We have to start with a caveat that the NHL had issues through the first couple weeks of the season with their shot location data, which will affect the expected goals calculation. I think this use case is still acceptable even with the broken data but we might see some changes after the NHL fixes the locations.
The early seasons results are as wild as we’d expect. Teams have huge gaps between their xG and goal results through their first six or seven games. Carolina is off to a hot start. The Flyers are playing great but not getting results to show for it. Boston is the opposite. The Rangers look like a team still mid-tank. And Winnipeg...yeah...not having a blue line seems to be going about as well everyone thought it would
The team we cover at this blog sits right in the middle of the pack in terms of xG but they’re buoyed by better goal results than they’ve deserved. Through their first handful of games, they’ve been a slightly worse version of the team from last year.
Some teams are getting outrageous gaps in their results. The Kings look great by xG but are 2-5 with the third worst goal differential in the league. That’s impressive. Dallas is also in the group of playing well but losing despite that.

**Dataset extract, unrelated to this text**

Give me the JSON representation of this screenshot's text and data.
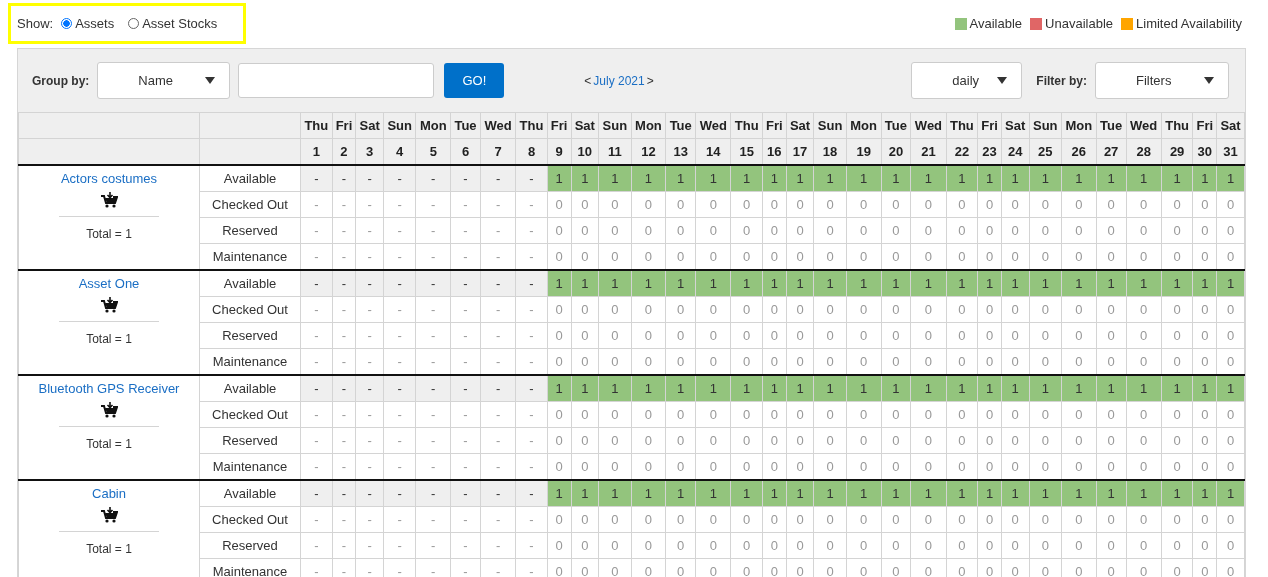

The other team Lightning fans should be keeping an eye on all season is the Vancover Canucks. If they make the playoffs, the Lightning will get the Canucks’ first round pick in 2020. If Vancouver misses the playoffs, the Lightning get an unprotected pick in 2021, which could be a top ten pick if the Canucks continue to be as bad as they’ve been over the last few years. So far, they look like an outer edge bubble team and maybe worse than that. We don’t want to get ahead of ourselves but if they miss the playoffs this year, rooting for them to lose next season could be lots of fun.